Helpful to interpret up- and down-regulated pathways.

ridgeplot(kk2) + labs(x = "enrichment distribution")
ridgeplot of enrichment distributions for KEGG pathways

Per-pathway density of log2 fold-change values across the genes in each KEGG set.

GSEA plot

Traditional method for visualizing a GSEA result.

Gene Set Integer. Corresponds to gene set in the gse object. The first gene set is 1, second gene set is 2, etc. Default: 1.

# Use the `Gene Set` param for the index in the title, and as the
# value for geneSetId
gseaplot(kk2, by = "all", title = kk2$Description[1], geneSetID = 1)
GSEA running enrichment score plot for the first KEGG pathway

Classic GSEA plot for the first enriched KEGG pathway.

Pathview

pathview renders an enriched KEGG pathway with your DE genes overlaid, producing a PNG and a (different) PDF of the pathway map.

Parameters

gene.data The named vector kegg_gene_list created above.

pathway.id The user needs to enter this. Enriched pathways plus the pathway ID are provided in the gseKEGG output table above.

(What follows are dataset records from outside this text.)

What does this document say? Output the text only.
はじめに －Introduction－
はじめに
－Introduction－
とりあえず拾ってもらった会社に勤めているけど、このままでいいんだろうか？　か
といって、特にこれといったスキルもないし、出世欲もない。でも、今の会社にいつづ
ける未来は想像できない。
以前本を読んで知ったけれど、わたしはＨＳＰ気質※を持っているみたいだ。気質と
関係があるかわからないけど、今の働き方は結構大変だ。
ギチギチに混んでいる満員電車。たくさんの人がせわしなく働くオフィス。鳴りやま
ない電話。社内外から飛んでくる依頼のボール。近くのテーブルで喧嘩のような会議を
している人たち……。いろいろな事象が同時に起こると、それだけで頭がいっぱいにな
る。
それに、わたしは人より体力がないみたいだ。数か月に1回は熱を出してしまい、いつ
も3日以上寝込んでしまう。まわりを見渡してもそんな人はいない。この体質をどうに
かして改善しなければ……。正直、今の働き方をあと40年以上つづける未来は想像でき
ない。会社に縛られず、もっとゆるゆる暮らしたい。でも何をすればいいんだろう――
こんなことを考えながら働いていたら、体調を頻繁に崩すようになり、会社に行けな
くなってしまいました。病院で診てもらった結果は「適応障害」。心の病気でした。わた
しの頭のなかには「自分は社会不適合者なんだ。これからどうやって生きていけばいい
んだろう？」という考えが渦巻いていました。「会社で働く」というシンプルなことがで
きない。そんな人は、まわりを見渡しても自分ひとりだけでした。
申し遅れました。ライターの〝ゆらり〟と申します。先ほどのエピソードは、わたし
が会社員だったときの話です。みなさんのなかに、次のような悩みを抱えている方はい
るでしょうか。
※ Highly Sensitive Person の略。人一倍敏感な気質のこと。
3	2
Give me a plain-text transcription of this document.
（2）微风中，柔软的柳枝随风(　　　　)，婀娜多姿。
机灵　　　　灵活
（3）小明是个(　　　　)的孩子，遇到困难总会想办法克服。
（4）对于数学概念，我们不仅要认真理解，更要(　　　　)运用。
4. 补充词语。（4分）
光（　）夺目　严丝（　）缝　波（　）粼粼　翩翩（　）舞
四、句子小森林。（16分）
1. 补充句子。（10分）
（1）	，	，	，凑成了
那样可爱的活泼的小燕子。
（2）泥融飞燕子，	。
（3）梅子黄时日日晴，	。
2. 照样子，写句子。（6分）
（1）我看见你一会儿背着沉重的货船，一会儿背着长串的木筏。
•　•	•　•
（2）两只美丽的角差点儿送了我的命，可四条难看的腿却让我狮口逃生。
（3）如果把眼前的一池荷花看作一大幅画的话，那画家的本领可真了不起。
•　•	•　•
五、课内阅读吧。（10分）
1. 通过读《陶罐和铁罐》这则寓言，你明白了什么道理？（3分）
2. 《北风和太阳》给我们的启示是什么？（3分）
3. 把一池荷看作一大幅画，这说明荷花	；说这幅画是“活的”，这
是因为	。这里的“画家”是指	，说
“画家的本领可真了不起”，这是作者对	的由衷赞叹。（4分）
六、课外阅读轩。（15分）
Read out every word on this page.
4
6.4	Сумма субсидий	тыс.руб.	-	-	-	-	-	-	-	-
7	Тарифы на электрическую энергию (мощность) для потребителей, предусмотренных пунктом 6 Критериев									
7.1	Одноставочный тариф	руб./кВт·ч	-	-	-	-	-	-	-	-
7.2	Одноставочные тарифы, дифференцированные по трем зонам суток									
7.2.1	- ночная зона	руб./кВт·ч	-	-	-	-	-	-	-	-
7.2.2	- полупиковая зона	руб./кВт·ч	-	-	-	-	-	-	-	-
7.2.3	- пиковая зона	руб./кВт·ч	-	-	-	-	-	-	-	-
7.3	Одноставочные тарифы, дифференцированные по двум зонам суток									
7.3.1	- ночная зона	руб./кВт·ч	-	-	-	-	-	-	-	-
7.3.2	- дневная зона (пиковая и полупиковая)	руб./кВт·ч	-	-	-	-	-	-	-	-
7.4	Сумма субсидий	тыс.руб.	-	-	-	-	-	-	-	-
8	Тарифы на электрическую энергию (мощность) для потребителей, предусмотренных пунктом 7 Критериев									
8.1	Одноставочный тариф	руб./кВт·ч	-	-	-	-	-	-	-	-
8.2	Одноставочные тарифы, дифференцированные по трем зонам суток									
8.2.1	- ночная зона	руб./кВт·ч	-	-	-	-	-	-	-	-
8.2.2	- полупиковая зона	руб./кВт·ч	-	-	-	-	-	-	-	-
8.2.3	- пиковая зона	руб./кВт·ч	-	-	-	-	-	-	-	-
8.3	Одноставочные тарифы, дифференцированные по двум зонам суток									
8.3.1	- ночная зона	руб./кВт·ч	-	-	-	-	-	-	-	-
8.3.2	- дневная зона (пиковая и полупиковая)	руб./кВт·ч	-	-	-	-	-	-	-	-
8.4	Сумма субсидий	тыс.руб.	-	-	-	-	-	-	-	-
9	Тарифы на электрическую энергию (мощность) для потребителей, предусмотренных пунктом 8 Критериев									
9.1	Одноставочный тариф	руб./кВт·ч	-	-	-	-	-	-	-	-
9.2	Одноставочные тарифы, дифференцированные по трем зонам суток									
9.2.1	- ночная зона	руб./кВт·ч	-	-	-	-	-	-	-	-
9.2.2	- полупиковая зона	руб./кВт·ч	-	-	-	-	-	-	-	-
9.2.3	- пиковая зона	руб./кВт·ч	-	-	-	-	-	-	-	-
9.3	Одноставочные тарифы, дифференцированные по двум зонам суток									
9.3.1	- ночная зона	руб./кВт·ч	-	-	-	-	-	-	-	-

species Same as organism above in gseKEGG, which we defined as kegg_organism.

library(pathview)

# Produce the native KEGG plot (PNG)
dme <- pathview(gene.data = kegg_gene_list, pathway.id = "dme04130",
                species = kegg_organism)

# Produce a different plot (PDF) (not displayed here)
dme <- pathview(gene.data = kegg_gene_list, pathway.id = "dme04130",
                species = kegg_organism, kegg.native = F)
knitr::include_graphics("dme04130.pathview.png")
KEGG native enriched pathway plot for dme04130

KEGG native enriched pathway plot (dme04130) with gene fold-change overlaid on pathway nodes.